Uniqueness in an inverse problem of fractional elasticity

TL;DR

This paper investigates the unique determination of material parameters in a fractional elasticity model using boundary measurements, extending classical methods to nonlocal operators with implications for nonlocal elasticity theory.

Contribution

It introduces a fractional matrix Schr"odinger approach and proves uniqueness of Lamé parameters under specific conditions, advancing inverse problems in nonlocal elasticity.

Findings

Unique recovery of Lamé parameters when they are constant outside the domain.

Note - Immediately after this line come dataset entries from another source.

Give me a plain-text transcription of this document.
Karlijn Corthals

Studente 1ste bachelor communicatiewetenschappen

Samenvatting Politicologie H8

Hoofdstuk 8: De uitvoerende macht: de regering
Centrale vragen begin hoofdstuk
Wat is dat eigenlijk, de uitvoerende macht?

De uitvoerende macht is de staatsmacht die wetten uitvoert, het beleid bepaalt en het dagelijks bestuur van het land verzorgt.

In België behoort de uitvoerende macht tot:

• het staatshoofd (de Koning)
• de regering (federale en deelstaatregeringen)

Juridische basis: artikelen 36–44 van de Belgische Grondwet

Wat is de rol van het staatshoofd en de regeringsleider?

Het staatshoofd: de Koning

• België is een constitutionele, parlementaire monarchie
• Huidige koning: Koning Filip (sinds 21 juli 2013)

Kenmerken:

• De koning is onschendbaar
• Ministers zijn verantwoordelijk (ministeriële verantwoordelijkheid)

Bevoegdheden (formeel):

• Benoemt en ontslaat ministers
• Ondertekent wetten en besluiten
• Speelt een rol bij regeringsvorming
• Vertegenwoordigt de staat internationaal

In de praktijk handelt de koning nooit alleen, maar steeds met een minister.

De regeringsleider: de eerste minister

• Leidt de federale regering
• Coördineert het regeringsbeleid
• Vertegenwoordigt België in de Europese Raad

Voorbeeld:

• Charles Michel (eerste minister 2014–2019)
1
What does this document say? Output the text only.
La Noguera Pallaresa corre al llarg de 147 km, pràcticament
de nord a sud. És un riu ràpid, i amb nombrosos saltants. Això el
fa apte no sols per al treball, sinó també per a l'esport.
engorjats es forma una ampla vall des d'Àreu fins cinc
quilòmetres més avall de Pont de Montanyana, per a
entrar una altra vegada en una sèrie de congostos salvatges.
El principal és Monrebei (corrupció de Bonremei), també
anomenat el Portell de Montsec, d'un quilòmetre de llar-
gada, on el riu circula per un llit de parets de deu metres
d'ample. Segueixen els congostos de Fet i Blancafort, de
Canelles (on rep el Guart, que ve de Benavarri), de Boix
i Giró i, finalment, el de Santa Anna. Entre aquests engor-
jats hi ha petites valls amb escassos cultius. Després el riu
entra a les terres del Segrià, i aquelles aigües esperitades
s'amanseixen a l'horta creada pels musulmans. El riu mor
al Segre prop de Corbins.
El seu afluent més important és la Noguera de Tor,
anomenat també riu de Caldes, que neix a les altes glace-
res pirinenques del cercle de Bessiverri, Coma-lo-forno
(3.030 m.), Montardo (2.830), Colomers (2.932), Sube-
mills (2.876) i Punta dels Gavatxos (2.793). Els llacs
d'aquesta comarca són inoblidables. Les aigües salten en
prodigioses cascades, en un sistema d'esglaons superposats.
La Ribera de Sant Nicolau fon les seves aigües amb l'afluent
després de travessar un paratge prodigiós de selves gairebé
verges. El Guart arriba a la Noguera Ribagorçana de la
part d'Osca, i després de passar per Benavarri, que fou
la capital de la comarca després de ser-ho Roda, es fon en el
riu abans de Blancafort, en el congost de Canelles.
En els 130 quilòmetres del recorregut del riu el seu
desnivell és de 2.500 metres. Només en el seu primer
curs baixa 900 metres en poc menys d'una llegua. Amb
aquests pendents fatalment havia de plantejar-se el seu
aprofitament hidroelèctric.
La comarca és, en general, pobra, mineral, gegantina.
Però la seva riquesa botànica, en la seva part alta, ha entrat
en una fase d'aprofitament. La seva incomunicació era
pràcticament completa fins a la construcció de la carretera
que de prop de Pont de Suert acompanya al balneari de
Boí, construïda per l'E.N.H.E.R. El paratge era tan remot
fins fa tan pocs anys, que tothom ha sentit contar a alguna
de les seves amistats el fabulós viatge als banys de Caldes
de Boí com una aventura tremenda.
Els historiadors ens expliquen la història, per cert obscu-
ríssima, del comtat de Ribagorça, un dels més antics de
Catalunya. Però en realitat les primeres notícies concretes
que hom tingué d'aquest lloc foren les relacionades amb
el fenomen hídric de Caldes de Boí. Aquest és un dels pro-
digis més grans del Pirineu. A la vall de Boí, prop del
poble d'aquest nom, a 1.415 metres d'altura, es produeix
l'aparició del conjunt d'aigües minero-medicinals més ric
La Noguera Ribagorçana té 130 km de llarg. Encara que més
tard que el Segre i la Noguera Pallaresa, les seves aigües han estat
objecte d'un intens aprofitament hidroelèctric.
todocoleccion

Poisson ratios must agree everywhere for uniqueness.

Extension of classical inverse methods to fractional elasticity context.

Abstract

We study an inverse problem for fractional elasticity. In analogy to the classical problem of linear elasticity, we consider the unique recovery of the Lam\'e parameters associated to a linear, isotropic fractional elasticity operator from fractional Dirichlet-to-Neumann data. In our analysis we make use of a fractional matrix Schr\"odinger equation via a generalization of the so-called Liouville reduction, a technique classically used in the study of the scalar conductivity equation. We conclude that unique recovery is possible if the Lam\'e parameters agree and are constant in the exterior, and their Poisson ratios agree everywhere. Our study is motivated by the significant recent activity in the field of nonlocal elasticity.